In fact, at the beginning of term, we had a lecture about “how to use the library“. We were shown various online search tools such as the Web of Science and ACM Portal. There was a bit of a demo of one of these and although some of the ideas behind the searches (saving them, combining them, cross-referencing them etc) were quite good, the interface was fairly horrendous.
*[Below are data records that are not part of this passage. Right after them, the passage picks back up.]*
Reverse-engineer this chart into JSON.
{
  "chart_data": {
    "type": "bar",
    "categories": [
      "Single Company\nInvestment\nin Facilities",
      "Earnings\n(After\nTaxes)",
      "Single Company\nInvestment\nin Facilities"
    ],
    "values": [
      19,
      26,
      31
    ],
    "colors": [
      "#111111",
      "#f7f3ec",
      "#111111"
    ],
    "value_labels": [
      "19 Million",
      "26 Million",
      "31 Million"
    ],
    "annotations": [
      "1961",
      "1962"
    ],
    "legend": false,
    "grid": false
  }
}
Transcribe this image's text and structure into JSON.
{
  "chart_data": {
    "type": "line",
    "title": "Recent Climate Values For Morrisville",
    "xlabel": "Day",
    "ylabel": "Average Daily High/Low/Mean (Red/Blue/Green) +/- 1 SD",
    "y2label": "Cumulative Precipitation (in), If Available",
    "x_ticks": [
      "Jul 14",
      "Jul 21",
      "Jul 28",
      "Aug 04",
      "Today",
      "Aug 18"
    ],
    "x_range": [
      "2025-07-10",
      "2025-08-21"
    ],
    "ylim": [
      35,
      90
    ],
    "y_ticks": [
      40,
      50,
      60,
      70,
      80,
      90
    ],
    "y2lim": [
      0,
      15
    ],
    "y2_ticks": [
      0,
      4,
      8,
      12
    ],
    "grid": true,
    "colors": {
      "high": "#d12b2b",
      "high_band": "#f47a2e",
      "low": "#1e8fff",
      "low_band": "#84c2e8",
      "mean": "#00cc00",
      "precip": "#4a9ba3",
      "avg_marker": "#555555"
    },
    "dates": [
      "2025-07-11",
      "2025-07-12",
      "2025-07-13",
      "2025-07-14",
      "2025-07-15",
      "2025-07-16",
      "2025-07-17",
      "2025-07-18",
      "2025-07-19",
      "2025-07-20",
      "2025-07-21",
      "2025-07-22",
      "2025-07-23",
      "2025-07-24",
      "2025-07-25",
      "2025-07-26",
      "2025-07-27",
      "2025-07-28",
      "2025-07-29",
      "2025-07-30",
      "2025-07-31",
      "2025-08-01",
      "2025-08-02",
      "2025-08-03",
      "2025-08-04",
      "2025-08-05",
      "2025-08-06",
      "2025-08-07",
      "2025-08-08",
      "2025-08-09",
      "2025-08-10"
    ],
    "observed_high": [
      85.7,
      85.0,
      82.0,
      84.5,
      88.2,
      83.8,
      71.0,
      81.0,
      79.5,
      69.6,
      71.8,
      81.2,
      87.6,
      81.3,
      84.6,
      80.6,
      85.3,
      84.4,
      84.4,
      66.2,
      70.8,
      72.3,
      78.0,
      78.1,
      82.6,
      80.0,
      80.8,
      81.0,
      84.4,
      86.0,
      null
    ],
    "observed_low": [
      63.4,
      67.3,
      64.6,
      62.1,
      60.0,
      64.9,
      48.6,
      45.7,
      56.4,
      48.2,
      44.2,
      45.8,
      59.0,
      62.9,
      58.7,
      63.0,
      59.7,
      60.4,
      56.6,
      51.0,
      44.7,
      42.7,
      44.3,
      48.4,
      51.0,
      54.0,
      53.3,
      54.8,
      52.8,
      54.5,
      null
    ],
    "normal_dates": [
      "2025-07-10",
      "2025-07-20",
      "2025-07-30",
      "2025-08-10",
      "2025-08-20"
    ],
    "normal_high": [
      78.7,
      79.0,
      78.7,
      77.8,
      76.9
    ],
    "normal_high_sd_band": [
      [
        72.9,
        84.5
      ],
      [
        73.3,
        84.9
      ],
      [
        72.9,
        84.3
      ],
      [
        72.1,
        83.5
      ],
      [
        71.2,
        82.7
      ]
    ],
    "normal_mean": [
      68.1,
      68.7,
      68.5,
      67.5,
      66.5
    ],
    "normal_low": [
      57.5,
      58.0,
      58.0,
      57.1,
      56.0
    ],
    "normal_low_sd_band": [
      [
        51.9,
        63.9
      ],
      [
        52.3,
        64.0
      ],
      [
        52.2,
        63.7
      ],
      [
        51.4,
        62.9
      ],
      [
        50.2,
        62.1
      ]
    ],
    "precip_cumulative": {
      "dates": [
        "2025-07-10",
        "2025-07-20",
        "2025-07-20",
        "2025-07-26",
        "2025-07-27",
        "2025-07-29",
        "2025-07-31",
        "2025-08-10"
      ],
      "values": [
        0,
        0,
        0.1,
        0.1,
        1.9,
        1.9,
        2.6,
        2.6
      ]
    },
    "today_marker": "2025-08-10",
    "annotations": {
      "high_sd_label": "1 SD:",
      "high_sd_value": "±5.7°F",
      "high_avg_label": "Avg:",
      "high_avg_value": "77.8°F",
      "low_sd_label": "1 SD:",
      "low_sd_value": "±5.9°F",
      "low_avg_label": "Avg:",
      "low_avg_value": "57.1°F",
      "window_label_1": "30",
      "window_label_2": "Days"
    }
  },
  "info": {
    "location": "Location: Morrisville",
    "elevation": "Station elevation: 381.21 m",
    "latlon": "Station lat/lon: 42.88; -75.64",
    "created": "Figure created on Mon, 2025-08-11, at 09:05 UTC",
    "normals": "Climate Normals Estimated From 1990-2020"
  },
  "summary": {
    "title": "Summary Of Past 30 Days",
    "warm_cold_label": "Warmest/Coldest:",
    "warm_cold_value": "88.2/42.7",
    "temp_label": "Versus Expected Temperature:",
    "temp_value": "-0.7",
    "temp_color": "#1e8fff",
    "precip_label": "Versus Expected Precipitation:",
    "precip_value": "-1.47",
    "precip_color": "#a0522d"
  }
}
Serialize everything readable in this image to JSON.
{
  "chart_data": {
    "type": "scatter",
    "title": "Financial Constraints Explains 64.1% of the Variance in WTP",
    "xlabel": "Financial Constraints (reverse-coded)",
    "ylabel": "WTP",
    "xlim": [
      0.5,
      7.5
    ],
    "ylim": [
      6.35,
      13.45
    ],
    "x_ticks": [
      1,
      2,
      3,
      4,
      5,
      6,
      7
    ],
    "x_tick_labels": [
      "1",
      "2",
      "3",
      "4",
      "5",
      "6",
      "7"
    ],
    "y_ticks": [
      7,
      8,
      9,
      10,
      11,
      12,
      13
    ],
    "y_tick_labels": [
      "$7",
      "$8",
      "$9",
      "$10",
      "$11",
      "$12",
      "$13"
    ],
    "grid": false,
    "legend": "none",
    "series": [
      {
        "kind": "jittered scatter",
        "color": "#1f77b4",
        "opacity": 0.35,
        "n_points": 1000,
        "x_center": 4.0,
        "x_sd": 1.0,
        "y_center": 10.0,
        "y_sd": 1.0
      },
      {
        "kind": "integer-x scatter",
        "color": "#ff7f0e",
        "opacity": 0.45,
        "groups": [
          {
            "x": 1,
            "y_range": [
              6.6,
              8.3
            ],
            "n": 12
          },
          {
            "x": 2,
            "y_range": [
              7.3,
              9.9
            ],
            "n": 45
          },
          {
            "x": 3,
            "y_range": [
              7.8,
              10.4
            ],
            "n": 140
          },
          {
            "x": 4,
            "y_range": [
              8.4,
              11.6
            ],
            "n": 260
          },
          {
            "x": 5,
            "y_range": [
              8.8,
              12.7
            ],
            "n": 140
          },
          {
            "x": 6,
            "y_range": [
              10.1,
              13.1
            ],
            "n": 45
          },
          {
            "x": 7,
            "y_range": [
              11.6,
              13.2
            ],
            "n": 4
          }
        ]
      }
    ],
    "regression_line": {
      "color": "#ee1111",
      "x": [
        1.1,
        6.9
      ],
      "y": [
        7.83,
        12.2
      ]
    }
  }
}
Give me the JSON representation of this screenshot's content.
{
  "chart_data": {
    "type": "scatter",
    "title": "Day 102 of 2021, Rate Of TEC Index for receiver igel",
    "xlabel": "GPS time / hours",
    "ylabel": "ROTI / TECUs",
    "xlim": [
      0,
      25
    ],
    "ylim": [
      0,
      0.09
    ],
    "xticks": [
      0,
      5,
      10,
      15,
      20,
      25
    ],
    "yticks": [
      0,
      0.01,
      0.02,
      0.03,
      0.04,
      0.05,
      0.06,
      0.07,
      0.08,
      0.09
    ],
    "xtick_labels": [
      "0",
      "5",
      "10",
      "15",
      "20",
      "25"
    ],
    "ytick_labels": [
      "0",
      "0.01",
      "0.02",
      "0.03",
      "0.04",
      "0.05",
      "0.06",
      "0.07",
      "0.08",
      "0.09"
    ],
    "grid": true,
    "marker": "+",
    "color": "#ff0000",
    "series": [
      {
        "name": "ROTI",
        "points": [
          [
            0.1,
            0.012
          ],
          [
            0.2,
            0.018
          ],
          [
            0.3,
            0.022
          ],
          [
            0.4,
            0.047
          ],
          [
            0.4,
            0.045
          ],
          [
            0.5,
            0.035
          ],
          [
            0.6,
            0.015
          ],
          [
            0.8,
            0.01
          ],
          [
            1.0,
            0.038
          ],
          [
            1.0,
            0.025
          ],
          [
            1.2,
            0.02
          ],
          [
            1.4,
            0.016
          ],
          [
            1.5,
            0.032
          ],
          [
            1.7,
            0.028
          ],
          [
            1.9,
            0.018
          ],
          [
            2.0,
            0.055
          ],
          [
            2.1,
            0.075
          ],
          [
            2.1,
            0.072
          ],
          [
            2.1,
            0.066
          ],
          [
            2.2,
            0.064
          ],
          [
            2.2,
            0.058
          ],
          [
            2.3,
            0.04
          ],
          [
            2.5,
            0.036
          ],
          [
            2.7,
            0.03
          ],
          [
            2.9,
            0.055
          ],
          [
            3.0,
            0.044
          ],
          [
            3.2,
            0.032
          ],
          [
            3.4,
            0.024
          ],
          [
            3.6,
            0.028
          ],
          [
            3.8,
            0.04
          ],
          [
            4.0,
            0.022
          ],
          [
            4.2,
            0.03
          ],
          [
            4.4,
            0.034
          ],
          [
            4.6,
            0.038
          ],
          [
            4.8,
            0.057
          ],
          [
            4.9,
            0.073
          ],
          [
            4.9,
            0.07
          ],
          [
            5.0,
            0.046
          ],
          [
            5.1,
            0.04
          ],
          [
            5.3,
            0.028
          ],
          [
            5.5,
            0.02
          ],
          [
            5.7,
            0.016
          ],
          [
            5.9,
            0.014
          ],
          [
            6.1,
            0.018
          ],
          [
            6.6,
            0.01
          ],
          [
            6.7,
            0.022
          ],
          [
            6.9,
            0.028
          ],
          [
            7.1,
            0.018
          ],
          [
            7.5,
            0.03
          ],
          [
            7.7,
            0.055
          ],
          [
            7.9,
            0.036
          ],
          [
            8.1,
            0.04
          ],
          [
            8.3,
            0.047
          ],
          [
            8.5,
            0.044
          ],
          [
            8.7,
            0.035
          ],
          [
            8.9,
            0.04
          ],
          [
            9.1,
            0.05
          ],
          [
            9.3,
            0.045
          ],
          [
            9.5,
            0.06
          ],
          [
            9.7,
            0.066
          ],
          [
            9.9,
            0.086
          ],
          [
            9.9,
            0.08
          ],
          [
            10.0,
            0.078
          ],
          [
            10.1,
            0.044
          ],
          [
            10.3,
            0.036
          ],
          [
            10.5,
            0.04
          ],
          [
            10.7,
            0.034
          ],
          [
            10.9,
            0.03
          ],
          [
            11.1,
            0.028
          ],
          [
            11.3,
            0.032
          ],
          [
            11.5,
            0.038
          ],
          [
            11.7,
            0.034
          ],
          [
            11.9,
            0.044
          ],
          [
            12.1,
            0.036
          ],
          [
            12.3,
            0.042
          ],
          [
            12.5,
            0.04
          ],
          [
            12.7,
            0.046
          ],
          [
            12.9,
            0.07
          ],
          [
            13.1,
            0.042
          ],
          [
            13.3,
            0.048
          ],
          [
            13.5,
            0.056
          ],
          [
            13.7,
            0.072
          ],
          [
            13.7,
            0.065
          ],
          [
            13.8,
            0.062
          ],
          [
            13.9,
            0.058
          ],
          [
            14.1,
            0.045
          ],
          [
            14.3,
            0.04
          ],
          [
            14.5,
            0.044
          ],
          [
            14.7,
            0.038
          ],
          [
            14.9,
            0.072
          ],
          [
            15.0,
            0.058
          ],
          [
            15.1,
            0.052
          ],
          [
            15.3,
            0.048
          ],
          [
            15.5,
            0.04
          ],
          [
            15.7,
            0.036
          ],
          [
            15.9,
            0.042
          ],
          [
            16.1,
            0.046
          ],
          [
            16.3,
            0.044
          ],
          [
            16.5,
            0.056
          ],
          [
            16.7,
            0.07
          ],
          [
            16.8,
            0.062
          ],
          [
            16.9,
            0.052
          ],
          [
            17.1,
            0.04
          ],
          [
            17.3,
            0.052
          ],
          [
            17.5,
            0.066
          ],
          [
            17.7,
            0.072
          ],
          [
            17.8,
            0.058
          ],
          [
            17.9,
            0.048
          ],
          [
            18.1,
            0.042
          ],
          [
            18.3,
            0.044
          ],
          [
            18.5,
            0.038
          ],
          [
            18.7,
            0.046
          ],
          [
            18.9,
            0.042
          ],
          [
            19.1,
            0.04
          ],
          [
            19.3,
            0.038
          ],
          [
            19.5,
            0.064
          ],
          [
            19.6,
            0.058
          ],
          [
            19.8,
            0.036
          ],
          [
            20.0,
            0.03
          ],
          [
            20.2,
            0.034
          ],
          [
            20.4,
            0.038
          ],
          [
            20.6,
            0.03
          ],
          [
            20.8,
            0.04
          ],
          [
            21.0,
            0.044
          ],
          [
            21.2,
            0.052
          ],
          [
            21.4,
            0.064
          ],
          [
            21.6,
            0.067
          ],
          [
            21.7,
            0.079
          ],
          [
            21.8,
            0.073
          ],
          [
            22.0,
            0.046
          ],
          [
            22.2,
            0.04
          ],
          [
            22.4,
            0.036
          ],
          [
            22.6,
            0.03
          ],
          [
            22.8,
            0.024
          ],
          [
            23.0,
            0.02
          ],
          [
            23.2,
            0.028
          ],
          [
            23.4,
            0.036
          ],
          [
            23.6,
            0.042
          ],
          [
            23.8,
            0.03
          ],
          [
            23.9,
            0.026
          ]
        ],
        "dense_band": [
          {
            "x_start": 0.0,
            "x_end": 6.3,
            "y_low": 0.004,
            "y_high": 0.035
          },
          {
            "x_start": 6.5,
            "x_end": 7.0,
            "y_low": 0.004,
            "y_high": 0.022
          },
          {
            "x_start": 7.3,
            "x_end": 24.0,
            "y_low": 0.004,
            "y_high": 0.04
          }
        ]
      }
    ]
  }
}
At the end of the lecture, Simon and I got talking about how Google should get into this sort of academic space, since searching for the articles you need in the depths of obscure and often very narrowly focused articles is quite a chore. Bam! Few weeks later Google Scholar arrives on the scene. (Incidentally, it is great and wonderful and I love the people at Google for saving my dissertation). Later Elly and I were discussing how it was a pain when you were trying to remember a quote or a bit of poetry, that you couldn’t really just search for it. Today, I read that Google is scanning the contents of various famous libraries.

My question is, how long will it be before Google holds not only just about all of our news, opinions and gossip, but also all our history, our great works of literature and our science? Once all this is contained in one massive farm of barebone computers, will Google be the personification of our ancestral and current memory? Better yet, once all the information is on hand, how much rationality is needed before sentience is achieved? How much of human sentience is what we know vs what we can do with it?